Con parola desunta dall’antica tradizione di Gesù, si afferma che il regno è simile a un granello di senape (13,18) o a un pugno di lievito (13,21). In realtà, sullo sfondo giudaico di quel tempo, il termine di paragone non è la senape o il lievito, bensì il loro comportamento. Il granello di senape, proverbialmente piccolo e insignificante, diviene un arbusto frondoso. Il lievito che pare essersi perso nella farina, la fa fermentare e la trasforma totalmente dal di dentro.
La situazione in cui si inseriscono le parabole è chiara. Gesù parla del regno, agisce con la convinzione che il regno sta arrivando e, tuttavia, tutto ci permette di supporre che non sia cambiato nulla. Gli uomini si arrovellano in tutti i loro vecchi problemi; continuano fra loro le lotte, le divisioni, i dolori e la morte. La parola di Gesù, in realtà, non cambia nulla. Che importanza può avere una piccola speranza, la consolazione di pochi individui o un paio di miracoli sperduti in un mondo carico d’angosce, d’impurità, di sofferenza e di morte? Ebbene, a questi interrogativi rispondono le parabole.

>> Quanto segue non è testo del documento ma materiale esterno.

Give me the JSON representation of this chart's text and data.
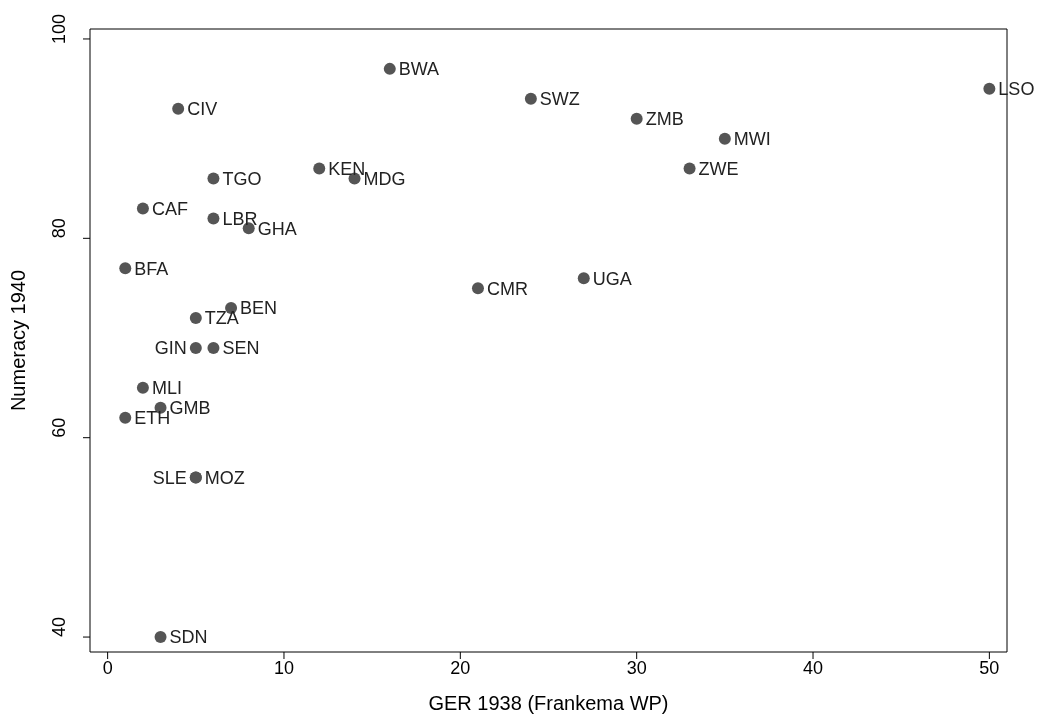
{
  "chart_data": {
    "type": "scatter",
    "xlabel": "GER 1938 (Frankema WP)",
    "ylabel": "Numeracy 1940",
    "xlim": [
      -1,
      51
    ],
    "xticks": [
      0,
      10,
      20,
      30,
      40,
      50
    ],
    "ylim": [
      38.5,
      101
    ],
    "yticks": [
      40,
      60,
      80,
      100
    ],
    "grid": false,
    "legend": false,
    "marker": "circle",
    "series": [
      {
        "color": "#555555",
        "x": [
          16,
          24,
          50,
          30,
          35,
          33,
          4,
          6,
          12,
          14,
          2,
          6,
          8,
          1,
          21,
          27,
          7,
          5,
          5,
          6,
          2,
          3,
          1,
          5,
          5,
          3
        ],
        "values": [
          97,
          94,
          95,
          92,
          90,
          87,
          93,
          86,
          87,
          86,
          83,
          82,
          81,
          77,
          75,
          76,
          73,
          72,
          69,
          69,
          65,
          63,
          62,
          56,
          56,
          40
        ]
      }
    ],
    "annotations": [
      {
        "text": "BWA",
        "x": 16,
        "y": 97
      },
      {
        "text": "SWZ",
        "x": 24,
        "y": 94
      },
      {
        "text": "LSO",
        "x": 50,
        "y": 95
      },
      {
        "text": "ZMB",
        "x": 30,
        "y": 92
      },
      {
        "text": "MWI",
        "x": 35,
        "y": 90
      },
      {
        "text": "ZWE",
        "x": 33,
        "y": 87
      },
      {
        "text": "CIV",
        "x": 4,
        "y": 93
      },
      {
        "text": "TGO",
        "x": 6,
        "y": 86
      },
      {
        "text": "KEN",
        "x": 12,
        "y": 87
      },
      {
        "text": "MDG",
        "x": 14,
        "y": 86
      },
      {
        "text": "CAF",
        "x": 2,
        "y": 83
      },
      {
        "text": "LBR",
        "x": 6,
        "y": 82
      },
      {
        "text": "GHA",
        "x": 8,
        "y": 81
      },
      {
        "text": "BFA",
        "x": 1,
        "y": 77
      },
      {
        "text": "CMR",
        "x": 21,
        "y": 75
      },
      {
        "text": "UGA",
        "x": 27,
        "y": 76
      },
      {
        "text": "BEN",
        "x": 7,
        "y": 73
      },
      {
        "text": "TZA",
        "x": 5,
        "y": 72
      },
      {
        "text": "GIN",
        "x": 5,
        "y": 69
      },
      {
        "text": "SEN",
        "x": 6,
        "y": 69
      },
      {
        "text": "MLI",
        "x": 2,
        "y": 65
      },
      {
        "text": "GMB",
        "x": 3,
        "y": 63
      },
      {
        "text": "ETH",
        "x": 1,
        "y": 62
      },
      {
        "text": "SLE",
        "x": 5,
        "y": 56
      },
      {
        "text": "MOZ",
        "x": 5,
        "y": 56
      },
      {
        "text": "SDN",
        "x": 3,
        "y": 40
      }
    ]
  }
}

A coloro che dicono che nulla è cambiato Gesù risponde che il piccolo seme è stato già gettato nel solco della terra. A coloro che dicono che la pasta è quella di sempre risponde che il lievito sta già facendola fermentare e la sta rinnovando tutta dal di dentro. Questa affermazione è, da un lato, una fonte di consolazione: sebbene sembri che dominino le forze del male, la vittoria decisiva è già stata iniziata; ha cominciato a realizzarsi il mondo nuovo e nulla potrà soffocarlo o sopprimerlo. Per i nemici che lo attaccano accennando all’importanza insignificante della sua opera, la parola di Gesù contiene una velata minaccia: anche se non la volete accettare, la verità del regno sta operando e trasforma tutto in modo tale, che dovrete vedere (o subire) la sua gloria.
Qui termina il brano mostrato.